Un mois après le 1er essai nucléaire chinois, Johnson choisit une dizaine de spécialistes américains dans le domaine nucléaire, formant ainsi un comité présidé par Roswell L. Gilpatric ( 482 ). Connu sous le nom du comité Gilpatric, il a la mission d’étudier le problème de la prolifération nucléaire et de répondre à la question suivante : comment les États-Unis peuvent-ils combattre la prolifération ? Cela montre, non seulement que la situation de la prolifération impose une réflexion profonde en la matière, mais aussi qu’après l’essai chinois, la politique américaine contre la prolifération est fragmentée. Ceci est un constat selon lequel les États-Unis manquent d’une politique cohérente, logique et bien coordonnée face au problème de la prolifération. À ce sujet, il y a déjà des questions préliminaires posées avant même la constitution du Gilpatric Committee : la prolifération nucléaire peut-elle être inévitable ? Si elle est inévitable, est-elle mauvaise pour les États-Unis ? Après deux mois, le groupe de travail du comité Gilpatric rend au Président, le 21 janvier 1965, un long rapport de 22 pages (Annexe 91) 483 .
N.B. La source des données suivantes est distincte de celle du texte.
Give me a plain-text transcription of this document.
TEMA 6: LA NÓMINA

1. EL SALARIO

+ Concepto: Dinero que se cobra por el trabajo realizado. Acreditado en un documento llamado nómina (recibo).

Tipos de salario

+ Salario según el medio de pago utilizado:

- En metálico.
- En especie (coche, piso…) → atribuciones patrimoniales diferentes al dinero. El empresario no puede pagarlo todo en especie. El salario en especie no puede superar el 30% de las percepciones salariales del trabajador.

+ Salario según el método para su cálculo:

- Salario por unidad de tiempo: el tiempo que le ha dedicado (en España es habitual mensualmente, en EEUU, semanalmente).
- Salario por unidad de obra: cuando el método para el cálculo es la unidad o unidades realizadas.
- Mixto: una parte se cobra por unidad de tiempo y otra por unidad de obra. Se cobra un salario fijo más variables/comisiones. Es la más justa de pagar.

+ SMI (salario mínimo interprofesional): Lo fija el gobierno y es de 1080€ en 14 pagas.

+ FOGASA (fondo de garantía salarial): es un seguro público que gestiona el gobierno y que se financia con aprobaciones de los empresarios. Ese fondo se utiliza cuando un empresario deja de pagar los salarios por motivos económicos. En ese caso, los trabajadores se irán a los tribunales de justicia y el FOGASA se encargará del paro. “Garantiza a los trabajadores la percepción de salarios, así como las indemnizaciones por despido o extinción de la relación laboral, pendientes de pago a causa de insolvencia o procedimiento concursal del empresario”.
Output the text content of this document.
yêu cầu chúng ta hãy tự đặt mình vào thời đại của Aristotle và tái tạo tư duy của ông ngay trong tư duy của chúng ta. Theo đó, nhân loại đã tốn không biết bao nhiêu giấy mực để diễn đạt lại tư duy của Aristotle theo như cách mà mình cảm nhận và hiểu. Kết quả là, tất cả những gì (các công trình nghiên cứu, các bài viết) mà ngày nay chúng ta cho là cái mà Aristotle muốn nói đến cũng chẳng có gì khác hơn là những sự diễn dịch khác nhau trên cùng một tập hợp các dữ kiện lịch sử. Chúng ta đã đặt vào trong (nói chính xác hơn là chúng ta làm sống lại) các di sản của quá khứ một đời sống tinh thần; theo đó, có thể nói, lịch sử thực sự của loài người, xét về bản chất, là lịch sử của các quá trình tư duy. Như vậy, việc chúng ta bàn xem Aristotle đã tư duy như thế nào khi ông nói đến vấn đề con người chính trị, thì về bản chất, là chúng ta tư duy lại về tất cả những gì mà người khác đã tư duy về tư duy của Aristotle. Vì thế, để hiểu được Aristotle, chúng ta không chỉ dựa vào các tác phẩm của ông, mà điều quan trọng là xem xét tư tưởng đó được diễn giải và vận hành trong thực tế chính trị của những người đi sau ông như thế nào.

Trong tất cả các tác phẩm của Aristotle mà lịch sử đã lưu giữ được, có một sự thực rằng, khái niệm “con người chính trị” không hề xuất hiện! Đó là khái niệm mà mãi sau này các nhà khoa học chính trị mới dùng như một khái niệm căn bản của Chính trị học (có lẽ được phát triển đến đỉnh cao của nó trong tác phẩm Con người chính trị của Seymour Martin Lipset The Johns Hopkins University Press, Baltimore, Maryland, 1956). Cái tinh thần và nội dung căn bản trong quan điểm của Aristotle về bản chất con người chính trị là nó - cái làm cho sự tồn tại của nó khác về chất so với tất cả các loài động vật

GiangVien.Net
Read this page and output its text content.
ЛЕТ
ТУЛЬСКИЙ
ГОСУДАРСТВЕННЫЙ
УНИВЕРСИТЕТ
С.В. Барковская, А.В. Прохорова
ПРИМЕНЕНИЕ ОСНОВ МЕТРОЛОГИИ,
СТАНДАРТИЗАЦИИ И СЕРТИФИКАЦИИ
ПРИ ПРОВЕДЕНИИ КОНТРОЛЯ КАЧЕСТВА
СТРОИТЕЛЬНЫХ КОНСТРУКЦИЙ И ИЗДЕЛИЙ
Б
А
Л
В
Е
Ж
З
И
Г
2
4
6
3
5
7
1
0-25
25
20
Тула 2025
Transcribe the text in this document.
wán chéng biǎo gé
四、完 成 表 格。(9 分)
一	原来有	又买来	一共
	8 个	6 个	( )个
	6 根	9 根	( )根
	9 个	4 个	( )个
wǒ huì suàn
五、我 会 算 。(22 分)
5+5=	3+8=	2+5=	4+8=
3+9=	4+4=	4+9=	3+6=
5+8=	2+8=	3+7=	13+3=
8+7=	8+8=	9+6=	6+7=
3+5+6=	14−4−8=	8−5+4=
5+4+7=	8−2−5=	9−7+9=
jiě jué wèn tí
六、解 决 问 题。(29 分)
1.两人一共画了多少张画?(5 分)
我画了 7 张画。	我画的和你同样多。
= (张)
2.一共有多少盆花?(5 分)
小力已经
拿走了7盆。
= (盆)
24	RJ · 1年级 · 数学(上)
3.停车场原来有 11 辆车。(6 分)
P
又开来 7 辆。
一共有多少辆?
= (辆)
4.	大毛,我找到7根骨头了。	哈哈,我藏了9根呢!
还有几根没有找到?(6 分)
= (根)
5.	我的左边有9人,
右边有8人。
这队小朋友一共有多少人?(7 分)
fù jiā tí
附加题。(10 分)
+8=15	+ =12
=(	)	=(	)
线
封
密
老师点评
Ce rapport constitue un travail d’analyse en profondeur sur le problème de la prolifération nucléaire. Extrêmement précis, ce document tire un certain nombre de conclusions. Par exemple, la prolifération nucléaire pose une menace de plus en plus grave pour la sécurité des États-Unis. Le comité prend une position universelle englobant tous les cas de prolifération, sans désigner des catégories de proliférateurs selon des critères amis/ennemis. Selon ce rapport, la prolifération augmente les soupçons et les hostilités des pays voisins à l’égard des nouvelles puissances nucléaires. Le comité Gilpatric souligne que la prolifération nucléaire réduirait également l'influence des États-Unis dans le monde entier : « notre influence diplomatique et militaire s'affaiblirait, et des pressions fortes surgiraient afin d’éviter le risque d’une guerre nucléaire » écrit le comité. Le rapport Glipatric formule clairement que le monde s’approche rapidement d’un point de non-retour dans la perspective de contrôler la prolifération d’armes nucléaires. D’après les conclusions du comité, « la prévention et la lutte contre la prolifération demandent des efforts et une coopération intensive à mener de concert avec les autres puissances nucléaires. » Le rapport Gilpatric, en classant Israël parmi ces pays non nucléaires, recommande spécifiquement (page 12), « qu’aussi longtemps que l’État hébreu restera un État non nucléaire, nous devrions continuer à lui donner des assurances de sécurité. Nous devrions notifier clairement aux Israéliens que ces assurances seraient retirées s’ils développaient des armes nucléaires et que nous serions disposés à considérer d'autres mesures », note ce rapport top secret daté du 21 janvier 1965. Les recommandations Gilpatric sont présentées le jour même au Président Johnson. Le contenu du rapport, pourtant hautement confidentiel, est politisé et devient sujet d’un débat public.

Notes
482.

Roswell Leavitt Gilpatric, ex sous-secrétaire à la Défense.

483.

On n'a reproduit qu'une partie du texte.